The ship has been specifically designed for science work- that doesn’t just mean that there are labs on board (although there are), but runs all through the design of the ship down to the hull-shape around the propellers to make the ship less noisy with fewer vibrations, extra pumps to run all the fridges and cold rooms for our samples, and having small thrusters at the front and back of the boat to help us stay in the same place while we are sampling (otherwise the ocean currents would move us off position while we are measuring!).

Duncan, Chief Engineer, starting off the tour in the control room. @Jerremy Young

Duncan, Chief Engineer, starting off the tour in the control room. @Jerremy Young

 The ship’s diesel engines generate a high-voltage AC current which is then is converted to DC to power the main drive motors. As a result of this conversion the primary AC supply is uneven with glitches and imperfections. So, it cannot be directly converted to a low-voltage AC supply to run all the scientific instruments. Instead it is used to drive motors (which don’t mind the glitches) and these in turn drive generators that give a very pure signal to keep our instruments happily running. I work in the carbonate group and we have a lot of instruments that depend on this clean electricity to run.

One of the big diesel engines that generate all the power for the ship. @Jeremy Young

One of the big diesel engines that generate all the power for the ship. @Jeremy Young

The ship also generates its own fresh water supply. It pumps up seawater and then boils the seawater under vacuum to make it fresh. This is then used in cooking and cleaning and is purified further to make ultra-pure deionised water. This is very important for us scientists as we use it to make up chemicals for analysis of seawater, and cleaning all our glassware so it is uncontaminated. However this system gets shut down whenever we go into sea ice (as otherwise it might suck up ice and damage the system). This means the engineers always have enough seawater on board to supply us scientists with the water for our experiments just in case we hit ice unexpectedly.

This water is stored in three tanks around the ship and is used for ballast and in anti-heeling. This anti-heeling mechanism is very appreciated by us scientists (especially me!) as it helps stop the ship rolling too much when the seas are rough (such as the other day). The tanks are filled with valves that open and close as the ship moves through the water, and the water is manipulated from one side of the boat to the other. The weight of the water moving helps counteract the movement of the ship from the waves making the rocking we feel less. A similar trick is used to help the ship wiggle through the ice.
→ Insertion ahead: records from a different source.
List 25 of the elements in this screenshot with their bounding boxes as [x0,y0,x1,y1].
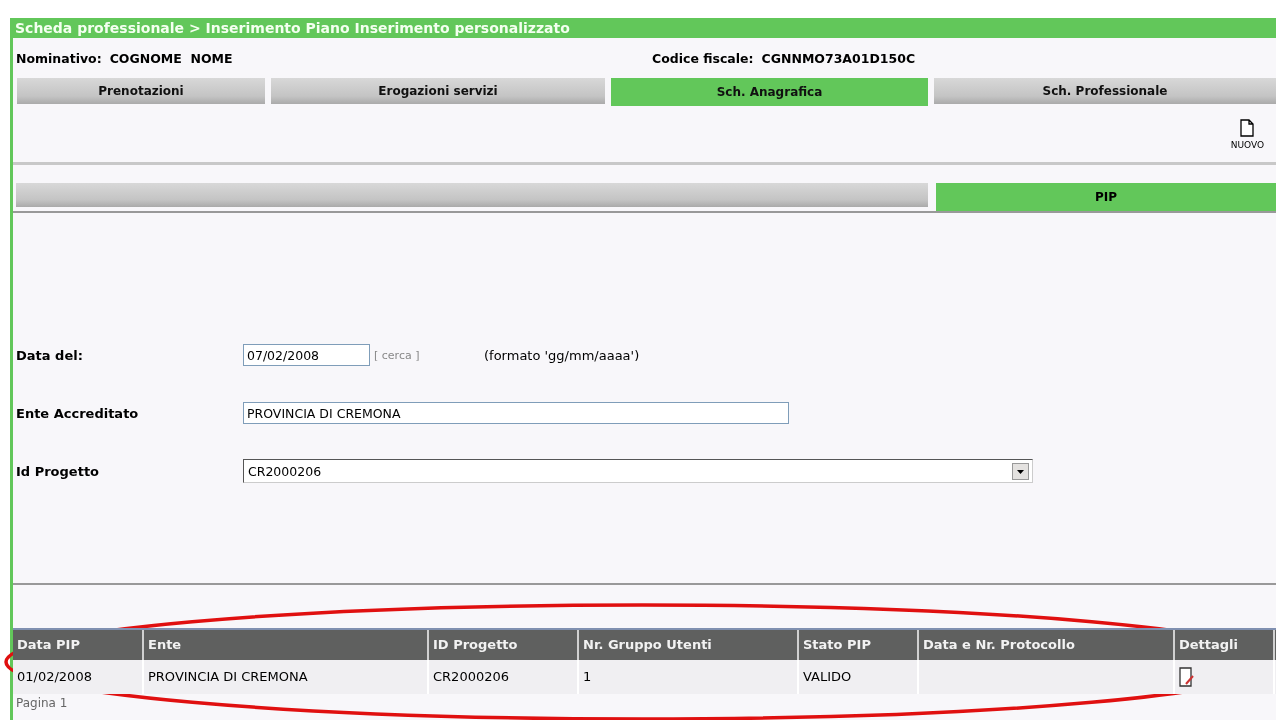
project-dropdown[interactable]: CR2000206 [243,459,1033,483]
field-label: Id Progetto [16,463,101,479]
info-label: Codice fiscale: [652,50,754,66]
input-field[interactable]: PROVINCIA DI CREMONA [243,402,789,424]
table-cell: CR2000206 [429,660,579,694]
table-cell: 01/02/2008 [13,660,144,694]
tab[interactable]: PIP [936,183,1276,211]
date-field[interactable]: 07/02/2008 [243,344,370,366]
tab[interactable]: Sch. Anagrafica [611,78,928,106]
tab[interactable]: Erogazioni servizi [271,78,605,104]
table-cell: PROVINCIA DI CREMONA [144,660,429,694]
info-value: COGNOME NOME [109,50,233,66]
field-label: Data del: [16,347,84,363]
format-hint: (formato 'gg/mm/aaaa') [484,347,640,363]
table-cell: VALIDO [799,660,919,694]
tab[interactable]: Sch. Professionale [934,78,1276,104]
search-link[interactable]: [ cerca ] [374,348,484,362]
field-label: Ente Accreditato [16,405,140,421]
page-title: Scheda professionale > Inserimento Piano Inserimento personalizzato [15,20,570,36]
page-indicator: Pagina 1 [15,695,69,712]
new-button[interactable]: NUOVO [1230,118,1264,150]
tab[interactable]: Prenotazioni [17,78,265,104]
info-value: CGNNMO73A01D150C [761,50,916,66]
info-label: Nominativo: [16,50,102,66]
table-cell: 1 [579,660,799,694]
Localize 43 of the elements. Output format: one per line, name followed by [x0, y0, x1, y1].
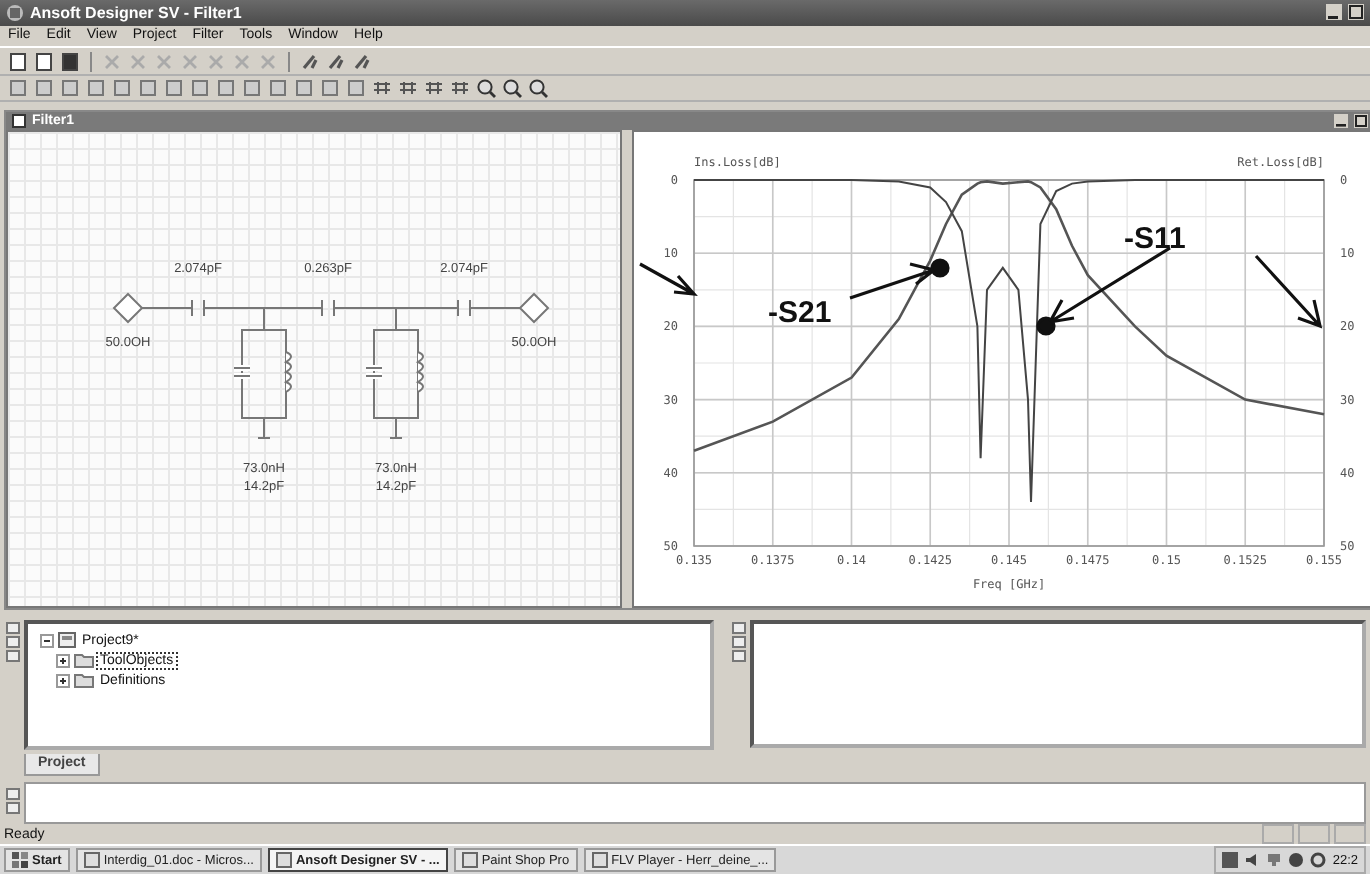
toolbar-icon[interactable]	[294, 78, 314, 99]
toolbar-icon[interactable]	[86, 78, 106, 99]
app-icon	[83, 852, 100, 868]
expand-toggle-icon[interactable]	[56, 673, 70, 688]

 One of the most used parts of the ship by us scientists is the winch rooms. This where all the cables and wires we use to deploy the CTD’s, Go-Flows, SAPs and Bongo nets are run from and they are filled with hydraulic and electric pumps and big drums containing the wires! There are cameras in the room so the crew can make sure the right wire is being deployed and that everything is working ok.

The winch room @Jeremy Young

The winch room @Jeremy Young

 The most impressive part of the tour (besides all these adjustments to help us scientists) was the engine room itself. There were pipes everywhere and big diesel engines that led into the propeller room where you could see the propellers spinning and moving us forward. It is also one of the few places on the ship where there isn’t a tank of water between you and the ocean.

That concludes my summary of what I found most interesting- I hope this has given you an insight into the thought that goes into designing a research vessel for scientists!